Success Rate: Achieved an average jailbreak success rate of 69.21%, with a notable success rate of 83.65% on ChatGPT-3.5.
Comparison with Baseline and Other Methods: Compared to existing manual and automated jailbreak techniques, the IntentObfuscator demonstrated superior effectiveness in terms of achieving higher attack success rates with efficient prompt generation methodologies.
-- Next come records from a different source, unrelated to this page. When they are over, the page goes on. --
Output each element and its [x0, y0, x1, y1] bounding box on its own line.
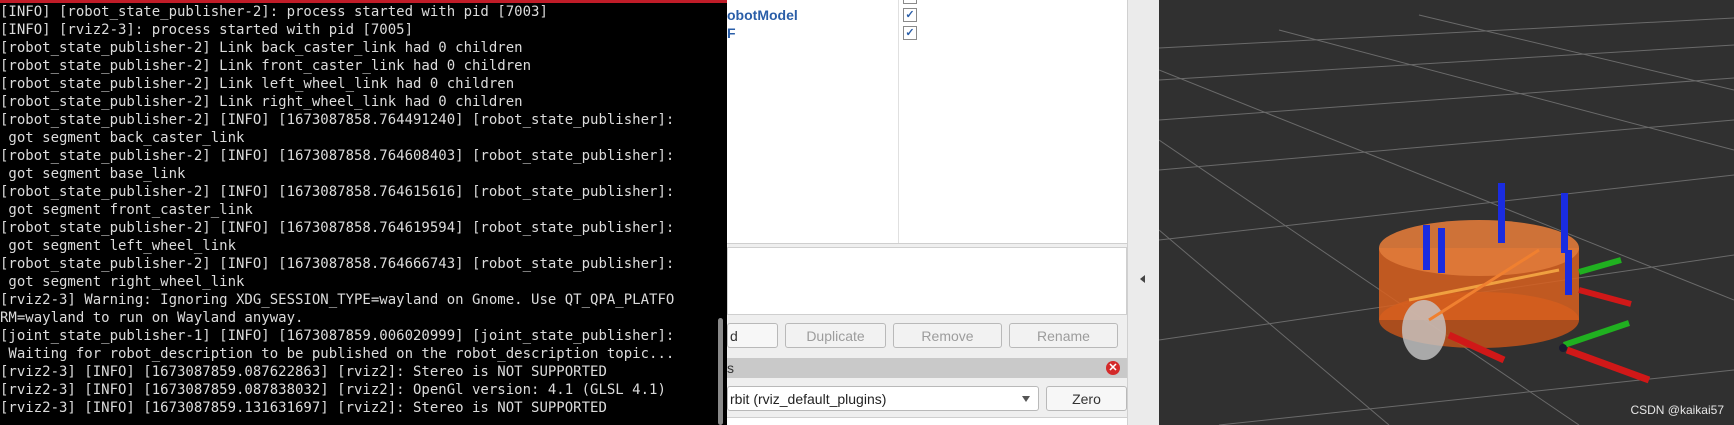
- remove-button[interactable]: Remove: [893, 323, 1002, 348]
- chevron-left-icon[interactable]: [1140, 275, 1145, 283]
- terminal-line: [rviz2-3] [INFO] [1673087859.131631697] …: [0, 400, 607, 416]
- terminal-line: [robot_state_publisher-2] [INFO] [167308…: [0, 112, 675, 128]
- terminal-line: [robot_state_publisher-2] Link front_cas…: [0, 58, 532, 74]
- terminal-line: got segment front_caster_link: [0, 202, 253, 218]
- display-item-tf[interactable]: F ✓: [727, 24, 1127, 42]
- terminal-line: Waiting for robot_description to be publ…: [0, 346, 675, 362]
- views-panel-header: s ✕: [727, 358, 1127, 378]
- ground-grid: [1159, 14, 1734, 425]
- terminal-line: [robot_state_publisher-2] [INFO] [167308…: [0, 148, 675, 164]
- displays-tree[interactable]: obotModel ✓ F ✓: [727, 0, 1127, 244]
- watermark-text: CSDN @kaikai57: [1630, 403, 1724, 417]
- zero-button[interactable]: Zero: [1046, 386, 1127, 411]
- terminal-line: [INFO] [robot_state_publisher-2]: proces…: [0, 4, 548, 20]
- terminal-line: got segment back_caster_link: [0, 130, 245, 146]
- check-icon[interactable]: ✓: [903, 8, 917, 22]
- terminal-line: [robot_state_publisher-2] [INFO] [167308…: [0, 220, 675, 236]
- rviz-displays-panel: obotModel ✓ F ✓ ..... d Duplicate Remove…: [727, 0, 1127, 425]
- view-properties-row: [727, 417, 1127, 425]
- checkbox-partial[interactable]: [903, 0, 917, 4]
- terminal-line: [robot_state_publisher-2] [INFO] [167308…: [0, 184, 675, 200]
- terminal-line: got segment right_wheel_link: [0, 274, 245, 290]
- render-viewport[interactable]: CSDN @kaikai57: [1159, 0, 1734, 425]
- terminal-line: got segment base_link: [0, 166, 186, 182]
- display-item-label: F: [727, 25, 736, 41]
- terminal-line: [robot_state_publisher-2] Link back_cast…: [0, 40, 523, 56]
- display-item-robotmodel[interactable]: obotModel ✓: [727, 6, 1127, 24]
- terminal-line: [robot_state_publisher-2] Link right_whe…: [0, 94, 523, 110]
- terminal-line: RM=wayland to run on Wayland anyway.: [0, 310, 304, 326]
- check-icon[interactable]: ✓: [903, 26, 917, 40]
- terminal-scrollbar[interactable]: [718, 318, 723, 425]
- duplicate-button[interactable]: Duplicate: [785, 323, 886, 348]
- robot-model: [1379, 183, 1651, 384]
- close-icon[interactable]: ✕: [1106, 361, 1120, 375]
- chevron-down-icon: [1022, 396, 1030, 402]
- terminal-output: [INFO] [robot_state_publisher-2]: proces…: [0, 3, 716, 417]
- view-type-value: rbit (rviz_default_plugins): [730, 391, 887, 407]
- scene-svg[interactable]: [1159, 0, 1734, 425]
- terminal-window[interactable]: [INFO] [robot_state_publisher-2]: proces…: [0, 0, 727, 425]
- terminal-line: [joint_state_publisher-1] [INFO] [167308…: [0, 328, 675, 344]
- terminal-line: got segment left_wheel_link: [0, 238, 237, 254]
- terminal-line: [rviz2-3] [INFO] [1673087859.087622863] …: [0, 364, 607, 380]
- terminal-line: [robot_state_publisher-2] Link left_whee…: [0, 76, 515, 92]
- add-button[interactable]: d: [727, 323, 778, 348]
- views-panel-title: s: [727, 360, 734, 376]
- display-description-box: [727, 247, 1127, 315]
- panel-collapse-bar[interactable]: [1127, 0, 1160, 425]
- terminal-line: [INFO] [rviz2-3]: process started with p…: [0, 22, 414, 38]
- terminal-line: [rviz2-3] Warning: Ignoring XDG_SESSION_…: [0, 292, 675, 308]
- rename-button[interactable]: Rename: [1009, 323, 1118, 348]
- view-type-dropdown[interactable]: rbit (rviz_default_plugins): [727, 386, 1039, 411]
- display-item-label: obotModel: [727, 7, 798, 23]
- terminal-line: [rviz2-3] [INFO] [1673087859.087838032] …: [0, 382, 666, 398]
- terminal-line: [robot_state_publisher-2] [INFO] [167308…: [0, 256, 675, 272]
Figure 1: The relationship between the toxicity of Prompts and Responses and word density. (a) shows the toxicity distribution of Prompts; (b) shows the toxicity distribution of Responses; (c) is the word density statistics in Prompts; (d) is the word density distribution in Responses.

Discussion

Limitations and Challenges

Despite the successes, challenges remain, notably dealing with the complexity and variability of real-world language usage. The need for more sophisticated defenses against prompt injection attacks is clear. The study underscores the sharp distinction between the inner workings of LLMs versus human cognition, reflecting vulnerabilities in language interpretation and security checks.

Mitigation Strategies

The paper suggests potential mitigation approaches, including enhanced detection rules for ambiguous queries and implementing output verification processes to ensure response content meets security standards.

Conclusion

The study introduces an innovative framework that contributes significantly to our understanding of LLM vulnerabilities in language processing, particularly regarding ambiguous or obfuscated inputs. IntentObfuscator not only advances the ability to launch effective prompt-based attacks for red teaming processes but also emphasizes the urgent need to develop more robust LLM defenses and comprehensive policy frameworks to predict and counter malicious attacks.

Overall, while IntentObfuscator exposes critical shortcomings in LLM security, it also paves the way for more secure future developments, offering valuable insights and tools for researchers and practitioners striving to fortify AI systems against increasingly sophisticated adversarial attacks.